The truth is, Jesus already told us what leadership in his kingdom should look like, but we’ve chosen to ignore him. In Matthew 20, James and John try to angle for the best seats in Jesus’ coming kingdom, positions of power and authority. Their mother even joins in to make the request. Jesus’ response is so important because he points out that the rulers of the world use their power to control, to push people down, and to protect their own position. And then he looks at his disciples and says, “It must not be this way with you.” Whoever wants to be great must become a servant. Whoever wants to be first must become the least. Even the Son of Man didn’t come to be served, but to serve and to give his life. That’s the core of it. Leadership in Jesus’ kingdom is never about building yourself up. It’s about lowering yourself so that others can be lifted. And when church leaders stop doing that—when they protect their platform more than their people—the damage is inevitable.

This is exactly what I’ve seen too often. Churches end up functioning more like the Roman Empire Jesus was critiquing than like the community of Jesus he was forming. The pastor becomes the star of the show, the one everything depends on. The church starts to feel more like an empire than a family. And if you raise a concern or pose a threat to that empire, you’re made to feel like the problem. I can’t tell you how many people I’ve met who left church entirely because their leaders acted more like CEOs or celebrities than like servants. If the health of an entire church rests on one personality, that’s not a Jesus-shaped church. That’s an empire.

But I also need to say this, because it’s part of the story too: many pastors are exhausted and hurting. The job is crushing. You’re expected to be theologian, counselor, CEO, fundraiser, event planner, visionary leader, and spiritual guide all rolled into one. You’re supposed to be available every hour of the day, always strong, never weak. And the statistics back it up. In 2023, almost half of pastors surveyed said they seriously considered quitting. Eighteen percent admitted they thought about self-harm. Two-thirds said they feel lonely. But less than one percent actually left their roles. That means most pastors are carrying heavy levels of discouragement and depression while staying in the same positions. That doesn’t excuse the harm that happens, but it does explain why so many leaders lose their way. They’re drowning, and they don’t know how to be honest about it because they feel like if they show weakness they’ll lose everything.

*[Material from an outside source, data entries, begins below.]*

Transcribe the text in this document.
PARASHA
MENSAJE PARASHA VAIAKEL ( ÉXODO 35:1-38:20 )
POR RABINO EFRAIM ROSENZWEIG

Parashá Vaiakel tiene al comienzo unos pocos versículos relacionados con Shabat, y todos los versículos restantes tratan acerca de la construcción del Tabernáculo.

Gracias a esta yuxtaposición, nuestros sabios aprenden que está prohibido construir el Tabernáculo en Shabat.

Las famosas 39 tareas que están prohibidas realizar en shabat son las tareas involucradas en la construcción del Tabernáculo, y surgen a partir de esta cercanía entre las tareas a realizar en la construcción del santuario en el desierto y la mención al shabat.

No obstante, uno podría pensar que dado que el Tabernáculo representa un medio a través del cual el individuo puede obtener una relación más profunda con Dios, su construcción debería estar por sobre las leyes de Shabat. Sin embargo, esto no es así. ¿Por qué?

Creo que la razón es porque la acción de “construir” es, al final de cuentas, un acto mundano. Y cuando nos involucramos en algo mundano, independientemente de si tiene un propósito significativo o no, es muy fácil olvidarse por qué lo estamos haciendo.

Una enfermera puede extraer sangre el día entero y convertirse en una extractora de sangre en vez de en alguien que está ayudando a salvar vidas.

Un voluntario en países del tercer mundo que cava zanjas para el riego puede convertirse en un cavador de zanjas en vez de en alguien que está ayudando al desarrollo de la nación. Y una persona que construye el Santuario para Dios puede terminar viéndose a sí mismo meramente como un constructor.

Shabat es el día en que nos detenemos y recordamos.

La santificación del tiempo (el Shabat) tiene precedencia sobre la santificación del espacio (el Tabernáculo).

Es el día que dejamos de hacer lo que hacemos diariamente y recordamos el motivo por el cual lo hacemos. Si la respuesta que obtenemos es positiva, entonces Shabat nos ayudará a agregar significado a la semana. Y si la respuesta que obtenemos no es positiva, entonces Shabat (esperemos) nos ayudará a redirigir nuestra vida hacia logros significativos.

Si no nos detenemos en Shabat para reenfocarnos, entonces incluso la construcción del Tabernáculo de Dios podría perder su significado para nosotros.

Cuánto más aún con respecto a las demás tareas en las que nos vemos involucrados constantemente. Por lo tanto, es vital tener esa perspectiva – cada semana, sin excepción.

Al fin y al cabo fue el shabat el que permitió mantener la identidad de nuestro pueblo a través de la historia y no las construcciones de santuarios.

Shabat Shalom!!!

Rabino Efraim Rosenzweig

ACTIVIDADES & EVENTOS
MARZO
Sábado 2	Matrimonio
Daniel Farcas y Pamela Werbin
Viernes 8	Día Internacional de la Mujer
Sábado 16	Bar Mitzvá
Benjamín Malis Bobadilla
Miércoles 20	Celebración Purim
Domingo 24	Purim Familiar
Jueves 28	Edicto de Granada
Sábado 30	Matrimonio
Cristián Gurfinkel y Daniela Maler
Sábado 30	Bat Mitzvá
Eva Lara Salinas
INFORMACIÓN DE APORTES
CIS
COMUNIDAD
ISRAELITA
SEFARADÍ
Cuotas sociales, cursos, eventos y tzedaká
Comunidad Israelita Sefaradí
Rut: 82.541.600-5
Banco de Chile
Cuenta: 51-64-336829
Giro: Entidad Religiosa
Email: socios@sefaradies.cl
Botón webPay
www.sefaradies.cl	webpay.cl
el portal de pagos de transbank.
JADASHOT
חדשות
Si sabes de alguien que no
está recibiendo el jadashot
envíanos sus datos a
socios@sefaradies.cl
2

So what do we do with this? For me, it starts by naming the standard clearly. If leadership doesn’t look like service, if it doesn’t sound like humility, if it doesn’t lift people up, then it isn’t the way of Jesus. It’s that simple. And if you are in a church where leadership is controlling or abusive, it is okay to leave. I know how heavy that can feel, because you’ve probably been told that leaving means you’re backsliding or failing God. That’s not true. Walking away from a broken system that doesn’t look like Jesus is not abandoning God. In fact, sometimes it’s the most faithful thing you can do.

At the same time, we need to hold empathy with boundaries. Many pastors are isolated and burnt out. Ask your leaders how they are doing. See them as human. But don’t confuse compassion with enabling. Broken leaders need healing too, not unchecked power. Empathy without accountability just keeps the cycle going.

And maybe the bigger challenge for all of us is to imagine something different. The early church didn’t orbit around one superstar on a stage. They weren’t running organizations that looked like businesses. They were small communities, built around shared responsibility, where every person mattered. What if our churches today looked more like that? What if the lead pastor wasn’t the highest-paid person or the one making every decision? What if leaders actually structured their role around empowering others and lifting people up? That’s the vision Jesus painted in Matthew 20. That’s what true greatness looks like.

I really believe the church is at a moment of reckoning. The model we’ve built, where pastors are CEOs and churches are empires, has failed too many people. But Jesus gave us another way, a way where power kneels instead of controls, where authority is used for the sake of others, where leaders are the first to serve. When leaders actually embrace that posture, churches can be places of healing and growth again. And when they don’t, it’s okay to move on and find a place that does. Don’t confuse a broken church with a broken Christ. The way of Jesus is still good. And there are communities out there where leaders really do serve, where questions are welcomed, and where people—not platforms—are what matter most.